IL RISANAMENTO - Numeri che fanno riflettere. Come quelli sul risanamento. E’ indubbio che la cura Moretti (attuale ad di Fs dal 2006: da quell’anno dalle Ferrovie sono uscite 7.500 persone e 200 manager) abbia dato e stia dando i sui frutti. La Corte dei Conti nel luglio 2009 ha scritto che «la situazione di grave deficit strutturale del gruppo registrata alla fine dell’esercizio 2006… è stata pressoché totalmente risanata sotto il profilo gestionale». Anche se i magistrati contabili aggiungono poi che «il risanamento deve essere consolidato… per fornire servizi adeguati alla clientela». Perché oggi si sta correndo il rischio di un «progressivo declino dell’impresa ex monopolista nazionale, relegata nella gestione di servizi assistiti di bassa qualità». Lo dice lo stesso Mauro Moretti nel suo piano industriale.
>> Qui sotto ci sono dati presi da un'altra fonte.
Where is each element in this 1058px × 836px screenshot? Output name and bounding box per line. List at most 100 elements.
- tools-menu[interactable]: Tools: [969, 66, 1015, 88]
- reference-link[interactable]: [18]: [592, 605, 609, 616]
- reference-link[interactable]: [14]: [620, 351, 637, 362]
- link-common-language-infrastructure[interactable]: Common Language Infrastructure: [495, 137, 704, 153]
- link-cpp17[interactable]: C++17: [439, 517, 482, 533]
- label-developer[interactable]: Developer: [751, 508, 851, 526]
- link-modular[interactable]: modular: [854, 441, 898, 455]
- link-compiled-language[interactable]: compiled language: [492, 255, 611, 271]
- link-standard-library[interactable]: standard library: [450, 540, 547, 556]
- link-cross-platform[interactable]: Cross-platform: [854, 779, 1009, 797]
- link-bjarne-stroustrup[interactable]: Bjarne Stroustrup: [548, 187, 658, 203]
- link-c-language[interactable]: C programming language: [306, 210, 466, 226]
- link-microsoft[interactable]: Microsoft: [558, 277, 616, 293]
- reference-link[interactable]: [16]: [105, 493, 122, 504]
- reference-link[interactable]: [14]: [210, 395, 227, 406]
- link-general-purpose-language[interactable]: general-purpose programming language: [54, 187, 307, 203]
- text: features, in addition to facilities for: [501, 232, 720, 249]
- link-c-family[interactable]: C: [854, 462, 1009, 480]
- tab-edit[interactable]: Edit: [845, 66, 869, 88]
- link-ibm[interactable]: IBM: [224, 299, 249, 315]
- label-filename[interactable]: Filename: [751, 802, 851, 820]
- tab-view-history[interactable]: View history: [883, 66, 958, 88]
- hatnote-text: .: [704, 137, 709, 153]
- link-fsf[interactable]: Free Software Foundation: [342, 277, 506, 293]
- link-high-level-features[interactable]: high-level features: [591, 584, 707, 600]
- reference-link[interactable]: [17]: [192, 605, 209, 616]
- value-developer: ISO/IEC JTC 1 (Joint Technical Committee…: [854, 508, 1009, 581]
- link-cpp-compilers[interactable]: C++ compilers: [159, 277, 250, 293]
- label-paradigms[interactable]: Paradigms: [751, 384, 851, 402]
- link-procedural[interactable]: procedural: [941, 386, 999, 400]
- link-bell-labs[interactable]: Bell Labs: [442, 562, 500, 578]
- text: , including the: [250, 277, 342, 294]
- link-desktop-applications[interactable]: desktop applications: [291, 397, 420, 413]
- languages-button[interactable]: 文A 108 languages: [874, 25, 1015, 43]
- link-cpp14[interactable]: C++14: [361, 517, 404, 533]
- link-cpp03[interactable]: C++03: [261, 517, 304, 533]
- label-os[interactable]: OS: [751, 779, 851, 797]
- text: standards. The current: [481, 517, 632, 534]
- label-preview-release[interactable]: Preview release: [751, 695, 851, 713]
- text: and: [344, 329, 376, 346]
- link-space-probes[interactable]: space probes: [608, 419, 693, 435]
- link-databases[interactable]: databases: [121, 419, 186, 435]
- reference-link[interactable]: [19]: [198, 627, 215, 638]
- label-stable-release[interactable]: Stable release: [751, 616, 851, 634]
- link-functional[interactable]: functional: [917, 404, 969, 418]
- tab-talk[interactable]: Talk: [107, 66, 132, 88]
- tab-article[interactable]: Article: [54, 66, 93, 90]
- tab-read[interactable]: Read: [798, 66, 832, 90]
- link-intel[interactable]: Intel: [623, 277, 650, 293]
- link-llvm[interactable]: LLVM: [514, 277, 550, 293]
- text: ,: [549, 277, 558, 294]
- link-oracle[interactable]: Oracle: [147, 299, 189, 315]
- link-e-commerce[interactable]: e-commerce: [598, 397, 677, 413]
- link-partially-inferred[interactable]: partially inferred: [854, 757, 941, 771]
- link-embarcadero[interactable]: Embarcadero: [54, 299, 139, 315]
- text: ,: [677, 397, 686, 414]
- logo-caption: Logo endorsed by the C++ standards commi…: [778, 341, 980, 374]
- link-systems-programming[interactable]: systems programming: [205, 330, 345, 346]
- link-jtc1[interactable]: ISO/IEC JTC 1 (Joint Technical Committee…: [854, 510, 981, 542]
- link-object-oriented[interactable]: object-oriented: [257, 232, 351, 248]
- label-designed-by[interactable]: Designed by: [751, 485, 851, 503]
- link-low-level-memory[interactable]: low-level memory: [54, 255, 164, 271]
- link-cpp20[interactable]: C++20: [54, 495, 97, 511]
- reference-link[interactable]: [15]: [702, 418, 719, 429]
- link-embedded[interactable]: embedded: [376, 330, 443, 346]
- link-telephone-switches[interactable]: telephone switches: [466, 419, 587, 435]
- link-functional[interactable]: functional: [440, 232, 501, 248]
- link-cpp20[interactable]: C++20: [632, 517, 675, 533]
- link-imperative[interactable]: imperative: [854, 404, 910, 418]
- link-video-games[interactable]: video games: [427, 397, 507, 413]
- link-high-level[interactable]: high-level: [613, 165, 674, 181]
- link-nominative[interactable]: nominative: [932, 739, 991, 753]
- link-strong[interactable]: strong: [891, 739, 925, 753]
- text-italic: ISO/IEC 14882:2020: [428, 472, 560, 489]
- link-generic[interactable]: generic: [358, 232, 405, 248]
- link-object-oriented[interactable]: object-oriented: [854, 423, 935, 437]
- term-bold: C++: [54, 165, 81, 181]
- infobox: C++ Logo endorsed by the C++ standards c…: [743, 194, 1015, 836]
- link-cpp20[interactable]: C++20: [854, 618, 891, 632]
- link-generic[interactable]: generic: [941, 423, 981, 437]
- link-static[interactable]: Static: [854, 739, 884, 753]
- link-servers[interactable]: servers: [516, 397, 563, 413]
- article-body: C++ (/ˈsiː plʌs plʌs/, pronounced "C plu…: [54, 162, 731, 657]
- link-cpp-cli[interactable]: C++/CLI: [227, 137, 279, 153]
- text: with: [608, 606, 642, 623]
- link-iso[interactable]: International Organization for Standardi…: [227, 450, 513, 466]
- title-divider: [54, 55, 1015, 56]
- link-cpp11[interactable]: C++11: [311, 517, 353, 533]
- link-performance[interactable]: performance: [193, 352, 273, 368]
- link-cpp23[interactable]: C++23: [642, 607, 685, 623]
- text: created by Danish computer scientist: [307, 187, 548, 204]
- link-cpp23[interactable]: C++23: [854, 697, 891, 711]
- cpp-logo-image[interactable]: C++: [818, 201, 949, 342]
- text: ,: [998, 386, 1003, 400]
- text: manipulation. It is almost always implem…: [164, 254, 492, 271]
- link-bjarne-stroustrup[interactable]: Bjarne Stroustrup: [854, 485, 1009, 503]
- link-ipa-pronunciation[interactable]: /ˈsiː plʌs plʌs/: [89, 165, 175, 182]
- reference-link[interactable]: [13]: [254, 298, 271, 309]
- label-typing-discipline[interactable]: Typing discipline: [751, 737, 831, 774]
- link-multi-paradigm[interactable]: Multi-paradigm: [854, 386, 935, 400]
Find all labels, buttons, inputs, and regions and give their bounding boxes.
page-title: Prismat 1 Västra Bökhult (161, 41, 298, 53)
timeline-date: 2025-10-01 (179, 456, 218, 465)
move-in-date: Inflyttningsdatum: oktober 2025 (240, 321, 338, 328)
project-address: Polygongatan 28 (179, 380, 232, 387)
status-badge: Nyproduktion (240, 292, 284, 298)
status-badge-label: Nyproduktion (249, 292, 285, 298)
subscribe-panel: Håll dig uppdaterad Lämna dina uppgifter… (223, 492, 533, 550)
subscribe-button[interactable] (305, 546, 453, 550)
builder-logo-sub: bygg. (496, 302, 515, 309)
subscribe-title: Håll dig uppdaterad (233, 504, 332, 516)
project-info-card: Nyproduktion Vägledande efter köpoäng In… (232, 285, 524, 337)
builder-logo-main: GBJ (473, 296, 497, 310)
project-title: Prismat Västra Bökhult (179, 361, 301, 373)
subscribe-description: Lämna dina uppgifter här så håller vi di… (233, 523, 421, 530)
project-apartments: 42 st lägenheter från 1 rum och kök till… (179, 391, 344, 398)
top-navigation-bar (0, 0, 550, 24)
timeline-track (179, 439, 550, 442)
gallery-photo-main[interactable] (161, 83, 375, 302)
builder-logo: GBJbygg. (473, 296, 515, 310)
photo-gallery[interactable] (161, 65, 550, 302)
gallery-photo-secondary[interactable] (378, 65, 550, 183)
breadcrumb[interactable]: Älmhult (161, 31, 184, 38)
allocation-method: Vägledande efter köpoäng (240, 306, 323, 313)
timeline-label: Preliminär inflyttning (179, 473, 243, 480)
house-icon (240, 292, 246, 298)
IL RITOCCO DELLE TARIFFE - Uno dei problemi delle Fs è appunto quello di rischiare di avere costi alti per bassa qualità dei servizi e perdere così la fiducia dei clienti. E’ vero – come dicono da Fs – che in Italia il costo dei biglietti è inferiore a molte altre nazioni europee ma è altrettanto vero che anche il servizio lo è. «Il governo ha concesso a Cimoli (ex ad di Fs dal 1996 al 2004, ndr) l’aumento delle tariffe solo una volta nel 2001. E poi mai più. A Elio Catania (ad Fs dal 2004 al 2006 neppure uno. Mentre a Moretti ne sono stati accordati subito due». E un terzo è presumibilmente in arrivo dopo il 13 dicembre prossimo quando sarà completata l’ultima tratta dell’AV. I COSTI DELL’ALTA VELOCITA’ - Un’ attrazione fatale, quella per l’Alta Velocità – prosegue Gatti – che partita con certe intenzioni ha raggiunto conclusioni inimmaginabili. Intanto «i treni arrivarono troppo in anticipo rispetto alle disponibilità delle linee per le quali erano stati pensati». Con la conseguenza che oggi chi «va a grattare sotto i Frecciarossa trova “un materiale rotabile” progettato negli anni ’80 e che ha iniziato a circolare circa 15 anni fa. E cioè il vecchio Etr500». Senza poi trascurare il fatto, non proprio secondario, che in Italia si è speso per l’AV molto di più che altrove. Tanti i motivi. L’ex ministro dei Trasporti, Pietro Lunardi, il 19 novembre 2008 durante una puntata di Exit, il programma di Ilaria D’Amico su La7, ne ne indicò uno non marginale: «In Francia e in Spagna hanno mangiato molto meno». Dalla “Indagine sugli interventi gestiti da Tav Spa” dell’Autorità di Vigilanza sui contratti pubblici è risultato che «la Roma-Napoli è passata dagli iniziali 2.095 milioni a 4.463, e la Bologna-Firenze dal costo di un miliardo a 4,2 miliardi». «Nel corso degli anni, sul malaffare Tav – scrive Gatti – hanno indagato 5 procure, due commissioni di verifica e la Commissione parlamentare antimafia… l’impennata di prezzi e tempi non è imputabile solo ai costruttori o agli appalti mal congegnati. Hanno inciso molto anche le modifiche del tracciato e le compensazioni chieste dagli enti locali delle aree attraversate dai binari. E in ultimo la trasformazione del progetto: da Av solo per passeggeri a Alta capacità anche per le merci» («ovvero un enorme e costosissimo bluff» afferma Gatti).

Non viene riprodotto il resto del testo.